GREENBELT, Md. (CN) - A week after the Supreme Court rebuked the government’s contrived rationale for changing the 2020 census to include a citizenship question, Justice Department attorneys told a federal judge Friday they will continue their fight.
“In the event the Commerce Department adopts a new rationale for including the citizenship question on the 2020 decennial census consistent with the decisions of the Supreme Court, the government will immediately notify this court so that it can determine whether there is any need for further proceedings or relief,” Justice Department attorney Joshua Gardner said in the 5-page court filing.
The proposed discovery plan follows a unanimous ruling by the U.S. Supreme Court that said the Commerce Department offered an implausible explanation for adding the question that experts say would hurt Democratic politics for the next decade.
Though Commerce Secretary Wilbur Ross confirmed Tuesday that the census would go to print without the question, President Donald Trump stirred confusion the next day by tweeting that the administration would “move ahead” with its plan.

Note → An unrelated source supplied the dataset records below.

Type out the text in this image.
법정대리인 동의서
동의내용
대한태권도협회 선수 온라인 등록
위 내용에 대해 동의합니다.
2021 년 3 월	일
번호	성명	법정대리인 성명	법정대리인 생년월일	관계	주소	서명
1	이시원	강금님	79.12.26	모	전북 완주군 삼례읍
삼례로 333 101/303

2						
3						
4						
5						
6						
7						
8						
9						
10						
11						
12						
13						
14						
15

As evidenced by a teleconference that also occurred Wednesday before U.S. District Judge George Hazel, Trump’s message came as a surprise to others in government.

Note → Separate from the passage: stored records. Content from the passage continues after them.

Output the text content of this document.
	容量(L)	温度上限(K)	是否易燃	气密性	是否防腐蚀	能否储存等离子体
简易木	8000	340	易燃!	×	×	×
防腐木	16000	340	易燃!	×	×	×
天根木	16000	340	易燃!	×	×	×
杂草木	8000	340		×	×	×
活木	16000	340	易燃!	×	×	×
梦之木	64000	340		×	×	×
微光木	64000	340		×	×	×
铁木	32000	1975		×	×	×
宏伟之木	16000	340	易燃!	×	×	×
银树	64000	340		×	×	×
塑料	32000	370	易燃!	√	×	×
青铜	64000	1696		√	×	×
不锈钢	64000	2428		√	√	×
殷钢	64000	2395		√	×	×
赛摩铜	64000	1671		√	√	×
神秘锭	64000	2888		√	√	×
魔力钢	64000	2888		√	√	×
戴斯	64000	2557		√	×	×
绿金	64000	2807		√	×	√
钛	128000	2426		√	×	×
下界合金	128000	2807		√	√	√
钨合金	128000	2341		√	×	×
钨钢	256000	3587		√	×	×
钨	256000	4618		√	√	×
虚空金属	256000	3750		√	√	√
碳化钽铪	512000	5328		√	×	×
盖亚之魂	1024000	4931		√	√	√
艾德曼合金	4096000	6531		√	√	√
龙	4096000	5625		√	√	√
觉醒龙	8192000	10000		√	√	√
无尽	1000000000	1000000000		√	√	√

According to transcripts from the Maryland hearing, Justice Department attorney Joshua Gardner said the president’s post was the first he heard of the White House’s intent.
Judge Hazel is presiding over one of several challenges across the country to the citizenship question. In New York, which is the case that went to the Supreme Court, attorneys have uncovered a trove of documents indicating that the addition of the citizenship question had no small input from Thomas Hofeller, a now-deceased Republican strategist who undertook a private 2015 study that found the addition of the citizenship question would limit the voting power of “non-Hispanic Whites.”

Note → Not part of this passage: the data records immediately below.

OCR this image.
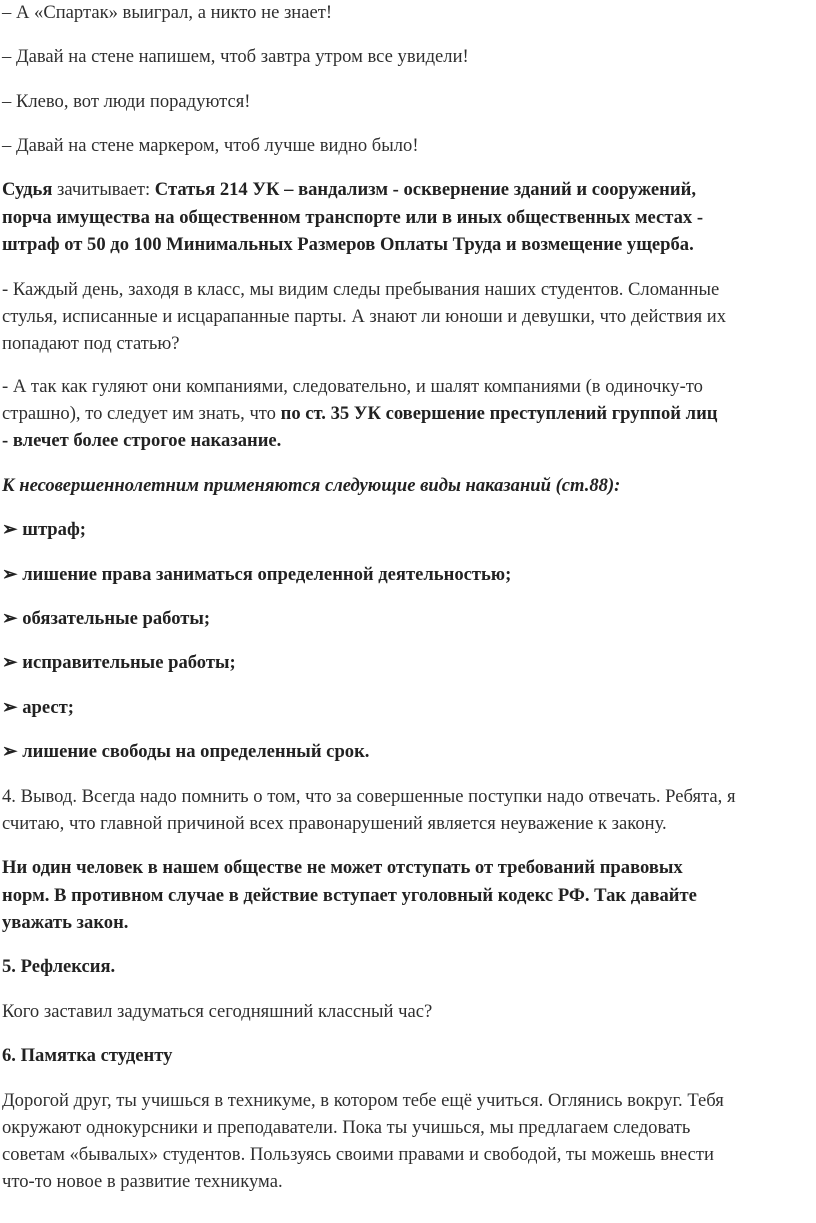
– А «Спартак» выиграл, а никто не знает!

– Давай на стене напишем, чтоб завтра утром все увидели!

– Клево, вот люди порадуются!

– Давай на стене маркером, чтоб лучше видно было!

Судья зачитывает: Статья 214 УК – вандализм - осквернение зданий и сооружений,

порча имущества на общественном транспорте или в иных общественных местах -

штраф от 50 до 100 Минимальных Размеров Оплаты Труда и возмещение ущерба.

- Каждый день, заходя в класс, мы видим следы пребывания наших студентов. Сломанные

стулья, исписанные и исцарапанные парты. А знают ли юноши и девушки, что действия их

попадают под статью?

- А так как гуляют они компаниями, следовательно, и шалят компаниями (в одиночку-то

страшно), то следует им знать, что по ст. 35 УК совершение преступлений группой лиц

- влечет более строгое наказание.

К несовершеннолетним применяются следующие виды наказаний (ст.88):

➢ штраф;

➢ лишение права заниматься определенной деятельностью;

➢ обязательные работы;

➢ исправительные работы;

➢ арест;

➢ лишение свободы на определенный срок.

4. Вывод. Всегда надо помнить о том, что за совершенные поступки надо отвечать. Ребята, я

считаю, что главной причиной всех правонарушений является неуважение к закону.

Ни один человек в нашем обществе не может отступать от требований правовых

норм. В противном случае в действие вступает уголовный кодекс РФ. Так давайте

уважать закон.

5. Рефлексия.

Кого заставил задуматься сегодняшний классный час?

6. Памятка студенту

Дорогой друг, ты учишься в техникуме, в котором тебе ещё учиться. Оглянись вокруг. Тебя

окружают однокурсники и преподаватели. Пока ты учишься, мы предлагаем следовать

советам «бывалых» студентов. Пользуясь своими правами и свободой, ты можешь внести

что-то новое в развитие техникума.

Hofeller helped the Trump administration craft its argument that the citizenship question would help better enforce the Voting Rights Act.
Because the Justice Department is still pursuing the question, these allegations may now face court scrutiny.
Trump meanwhile told reporters Friday at an impromptu huddle at the White House that he might force the addition of the question in next year’s census via executive order.
The Mexican American Legal Defense and Educational Fund, which represents challengers in the Maryland lawsuit – took umbrage with the threat.
“Executive orders do not override decisions of the Supreme Court. Separation of powers remains, as it has been for over 200 year, a critical part of our constitutional scheme,” Thomas Saenz, president and general counsel of the group, said this morning.